Flow was my final project for ME263: The Chair at Stanford. The class is a 10 week exercise in patience and perseverance where students are plunged into the intricacies of good chair design within the context of history, material selection, and of course, user comfort. By the class’s end, students are expected to produce a single highly refined chair that showcases the sum of their accrued knowledge. My design, entitled “Flow,” is meant to be a marriage between a naturalistic ideal and a modern eye for design. The contours and swoops of this chair represent the common ground that is found in both nature’s running waterways and modern design’s love of sleek, flowing curves. I wanted this chair to beckon you with the same inevitability that a waterfall does when a rock caught in its swell meets the edge: you fall in and let it take you somewhere.

The legs of the chair were originally designed to be made out of steam bent red oak.

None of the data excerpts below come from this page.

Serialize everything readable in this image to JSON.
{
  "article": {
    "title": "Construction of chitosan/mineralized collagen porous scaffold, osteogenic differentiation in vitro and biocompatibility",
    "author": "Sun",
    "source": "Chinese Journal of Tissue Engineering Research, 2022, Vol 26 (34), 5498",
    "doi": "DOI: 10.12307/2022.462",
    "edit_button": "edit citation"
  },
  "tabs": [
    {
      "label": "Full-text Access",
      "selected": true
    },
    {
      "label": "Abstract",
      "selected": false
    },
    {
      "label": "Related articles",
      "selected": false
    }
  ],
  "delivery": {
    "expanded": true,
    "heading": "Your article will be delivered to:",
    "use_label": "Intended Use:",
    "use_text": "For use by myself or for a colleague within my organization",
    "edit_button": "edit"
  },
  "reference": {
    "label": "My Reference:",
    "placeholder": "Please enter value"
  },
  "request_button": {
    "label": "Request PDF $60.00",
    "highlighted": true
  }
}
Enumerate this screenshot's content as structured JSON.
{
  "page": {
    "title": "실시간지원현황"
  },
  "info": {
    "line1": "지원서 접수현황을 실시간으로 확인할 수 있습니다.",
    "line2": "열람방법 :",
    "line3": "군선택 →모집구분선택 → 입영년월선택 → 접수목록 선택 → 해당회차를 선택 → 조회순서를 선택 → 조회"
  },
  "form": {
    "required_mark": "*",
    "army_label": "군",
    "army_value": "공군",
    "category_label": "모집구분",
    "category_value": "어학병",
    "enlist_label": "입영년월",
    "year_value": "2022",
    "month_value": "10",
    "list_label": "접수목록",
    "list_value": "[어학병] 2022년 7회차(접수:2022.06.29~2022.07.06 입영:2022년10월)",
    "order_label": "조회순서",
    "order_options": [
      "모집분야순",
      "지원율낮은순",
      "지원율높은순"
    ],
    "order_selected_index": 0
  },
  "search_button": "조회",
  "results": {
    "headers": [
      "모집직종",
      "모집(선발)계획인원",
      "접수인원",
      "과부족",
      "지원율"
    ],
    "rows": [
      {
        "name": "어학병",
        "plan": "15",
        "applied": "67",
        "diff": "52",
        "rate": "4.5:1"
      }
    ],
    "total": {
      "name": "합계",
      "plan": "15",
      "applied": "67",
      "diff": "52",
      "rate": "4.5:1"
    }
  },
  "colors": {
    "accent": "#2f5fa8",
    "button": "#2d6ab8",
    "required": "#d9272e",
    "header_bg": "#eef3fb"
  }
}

I built my own steam bending box/assembly over the course of a few weeks, in addition to a “buck” that served as the mold to which the legs would be bent. The main body of the chair was to be crafted through laminated plywood veneers, capping with a double face veneer layer of bubinga and curly white maple, similarly made through molding to a buck. Unfortunately, the final few weeks of the class coincided with the beginning of the shelter in place order in California, preventing me from finishing the chair in the way that I wanted to for over a year, leaving this project as something of a white whale for me to finish.

After finally getting a chance to finish tackling the project in spring of 2021, I was able to complete the plywood lamination of my chair, though logistical issues prevented me from steam bending the legs, and other unexpected problems forced me to make heavy modifications to other components. After pivoting to plywood legs and making other tweaks as needed, I was finally able to catch my white whale the day before I graduated from my master’s program. I can proudly say that the chair now rests in my home; while the design isn’t exactly what I wanted it to be, it remains a testament to perseverance despite the odds, and I am beyond proud of the final product-especially when I drink my morning coffee in it.